藤井聡太棋聖、通算30期達成で6連覇 将棋・棋聖戦

将棋の藤井聡太棋聖(22)=7冠=が、ヒューリック杯第96期棋聖戦五番勝負で挑戦者の杉本和陽六段(33)を3連勝で下し、棋聖6連覇を達成した。これにより、通算タイトル獲得数は大台の30期に到達した。対局は6月30日、千葉県木更津市の龍宮城スパホテル三日月で行われた。

難解な終盤戦が続いたものの、藤井棋聖は攻守にわたる深い読みで一気に相手を追い詰めた。会場となったホテルのプールから家族連れの歓声が響く中、対局室の静寂の中で藤井棋聖は東京湾の夕景を眺めながら、混とんとした最終局面を冷静に読み切っていた。

「終盤はかなりきわどく、△2七銀で初めていけると思った」。自身の真骨頂である深い読みでリードを築いたが、勝利を確信したのは最後の84手目だったと振り返る。この日の対局では、軽やかな着心地の沖縄・宮古織の羽織と、鮮やかなライトグリーンの愛知県の伝統工芸品である有松絞りの和服を着用していた。

2連敗で後がない杉本六段は、得意戦法である振り飛車の一種、中飛車を5手目▲5八飛で採用し、勝負に出た。これに対し藤井棋聖は5筋の飛車を警戒し、金銀を中央に寄せる形で対応。以降、両者によるにらみ合いが続いた。

終盤に入り、62手目△5六歩の攻めの手から一気に攻防が激化した。杉本六段も75手目▲3二金と王手で応じた。藤井棋聖はこの局面で「迷った」と語るが、76手目△1二玉と金を取らずにかわす絶妙な一手で主導権を握り、勝利への道を切り開いた。
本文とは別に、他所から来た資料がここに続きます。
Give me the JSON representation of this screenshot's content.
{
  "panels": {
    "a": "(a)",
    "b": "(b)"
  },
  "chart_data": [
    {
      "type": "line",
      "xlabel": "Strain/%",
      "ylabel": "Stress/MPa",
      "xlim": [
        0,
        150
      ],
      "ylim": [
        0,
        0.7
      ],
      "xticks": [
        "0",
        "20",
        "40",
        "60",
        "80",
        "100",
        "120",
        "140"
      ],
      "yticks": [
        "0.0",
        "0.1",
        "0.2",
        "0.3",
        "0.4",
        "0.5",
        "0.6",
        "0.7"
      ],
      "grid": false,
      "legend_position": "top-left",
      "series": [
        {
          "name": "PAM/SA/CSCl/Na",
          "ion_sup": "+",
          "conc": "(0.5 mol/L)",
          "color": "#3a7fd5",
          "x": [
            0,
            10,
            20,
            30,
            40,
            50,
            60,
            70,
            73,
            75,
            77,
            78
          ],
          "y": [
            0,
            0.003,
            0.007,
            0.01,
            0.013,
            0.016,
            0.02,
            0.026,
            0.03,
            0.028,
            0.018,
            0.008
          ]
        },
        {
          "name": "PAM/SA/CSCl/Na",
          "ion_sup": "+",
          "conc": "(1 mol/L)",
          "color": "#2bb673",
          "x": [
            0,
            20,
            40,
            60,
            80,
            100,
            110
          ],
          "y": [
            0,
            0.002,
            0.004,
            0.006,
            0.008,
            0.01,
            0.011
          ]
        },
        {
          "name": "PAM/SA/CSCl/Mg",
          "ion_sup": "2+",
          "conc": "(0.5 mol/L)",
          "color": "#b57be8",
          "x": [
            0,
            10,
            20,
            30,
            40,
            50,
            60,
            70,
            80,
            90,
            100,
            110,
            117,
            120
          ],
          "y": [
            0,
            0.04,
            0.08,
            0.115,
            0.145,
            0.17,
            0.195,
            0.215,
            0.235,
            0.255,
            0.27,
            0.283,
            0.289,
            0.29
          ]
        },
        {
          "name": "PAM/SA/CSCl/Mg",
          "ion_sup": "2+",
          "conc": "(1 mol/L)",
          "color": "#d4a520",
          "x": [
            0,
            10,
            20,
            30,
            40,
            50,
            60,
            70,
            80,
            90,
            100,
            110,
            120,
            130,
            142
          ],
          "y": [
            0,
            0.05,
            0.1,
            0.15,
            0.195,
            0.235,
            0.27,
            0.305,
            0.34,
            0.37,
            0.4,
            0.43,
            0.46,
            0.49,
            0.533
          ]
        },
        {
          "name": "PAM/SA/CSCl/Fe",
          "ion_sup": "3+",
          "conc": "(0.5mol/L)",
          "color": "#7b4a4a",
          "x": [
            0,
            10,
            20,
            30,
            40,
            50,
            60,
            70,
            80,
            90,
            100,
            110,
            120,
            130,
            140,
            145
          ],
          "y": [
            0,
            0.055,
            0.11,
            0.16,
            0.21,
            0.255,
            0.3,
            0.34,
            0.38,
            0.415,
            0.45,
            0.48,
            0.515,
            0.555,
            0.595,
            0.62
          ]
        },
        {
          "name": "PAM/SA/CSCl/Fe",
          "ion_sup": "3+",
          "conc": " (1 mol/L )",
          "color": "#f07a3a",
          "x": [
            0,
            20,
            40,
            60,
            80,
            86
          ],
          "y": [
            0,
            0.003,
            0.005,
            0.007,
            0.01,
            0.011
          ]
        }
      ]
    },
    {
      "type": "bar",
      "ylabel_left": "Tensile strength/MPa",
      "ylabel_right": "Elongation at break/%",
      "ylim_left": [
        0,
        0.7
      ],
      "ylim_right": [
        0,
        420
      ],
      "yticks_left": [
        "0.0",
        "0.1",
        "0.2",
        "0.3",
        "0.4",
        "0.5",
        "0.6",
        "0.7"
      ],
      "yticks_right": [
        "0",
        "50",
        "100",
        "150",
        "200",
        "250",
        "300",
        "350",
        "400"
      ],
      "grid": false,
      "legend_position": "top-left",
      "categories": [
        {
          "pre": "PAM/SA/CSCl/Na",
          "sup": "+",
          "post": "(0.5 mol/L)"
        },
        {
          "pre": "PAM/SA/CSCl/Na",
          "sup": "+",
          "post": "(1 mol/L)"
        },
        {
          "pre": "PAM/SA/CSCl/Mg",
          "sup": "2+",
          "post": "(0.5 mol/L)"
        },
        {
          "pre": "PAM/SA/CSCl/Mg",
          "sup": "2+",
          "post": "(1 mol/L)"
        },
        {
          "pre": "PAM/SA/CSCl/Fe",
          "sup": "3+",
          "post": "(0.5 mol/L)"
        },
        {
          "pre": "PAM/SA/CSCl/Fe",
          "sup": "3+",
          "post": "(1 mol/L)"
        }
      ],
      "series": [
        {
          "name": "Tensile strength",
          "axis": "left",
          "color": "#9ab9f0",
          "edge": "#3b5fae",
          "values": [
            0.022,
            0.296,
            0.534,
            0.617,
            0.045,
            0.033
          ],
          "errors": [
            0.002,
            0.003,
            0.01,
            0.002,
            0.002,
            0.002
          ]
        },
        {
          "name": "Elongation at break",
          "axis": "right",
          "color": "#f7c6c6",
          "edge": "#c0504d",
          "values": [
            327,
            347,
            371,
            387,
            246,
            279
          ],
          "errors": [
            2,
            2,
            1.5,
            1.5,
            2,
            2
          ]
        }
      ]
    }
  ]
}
藤井聡太棋聖が棋聖戦6連覇を達成し、指で「6」のポーズを取る様子藤井聡太棋聖が棋聖戦6連覇を達成し、指で「6」のポーズを取る様子

昨年、藤井棋聖は棋聖戦5連覇を果たし、自身初の永世称号となる「永世棋聖」の資格を獲得した。そしてこの日の第3局での勝利により、棋聖6連覇とともに通算タイトル獲得数で節目の30期に到達した。2020年の第91期棋聖戦で初タイトルを獲得して以来、約5年でのこの偉業達成について「大変なシリーズばかりだったので幸運もあった」と謙虚に総括。昨年6月の第9期叡王戦五番勝負で敗れ、全8冠から初の失冠を経験したが、「タイトル戦の経験を通して成長している」と語り、失冠を成長の糧にしていたことを明かした。

次なるタイトル戦は、7月5日、6日に愛知県小牧市で始まる第66期王位戦七番勝負となる。挑戦者は永瀬拓矢九段(32)。この王位戦を防衛すれば、渡辺明九段(41)に並ぶ歴代4位タイとなる31期目のタイトル獲得となる。藤井棋聖は今後の戦いについて「ここからさらに積み重ねるために実力が問われる」と述べ、さらなる精進を誓った。

棋聖6連覇と通算30期達成は、藤井棋聖の圧倒的な実力と経験の証である。間もなく始まる王位戦七番勝負で、さらなる記録更新を目指す戦いが注目される。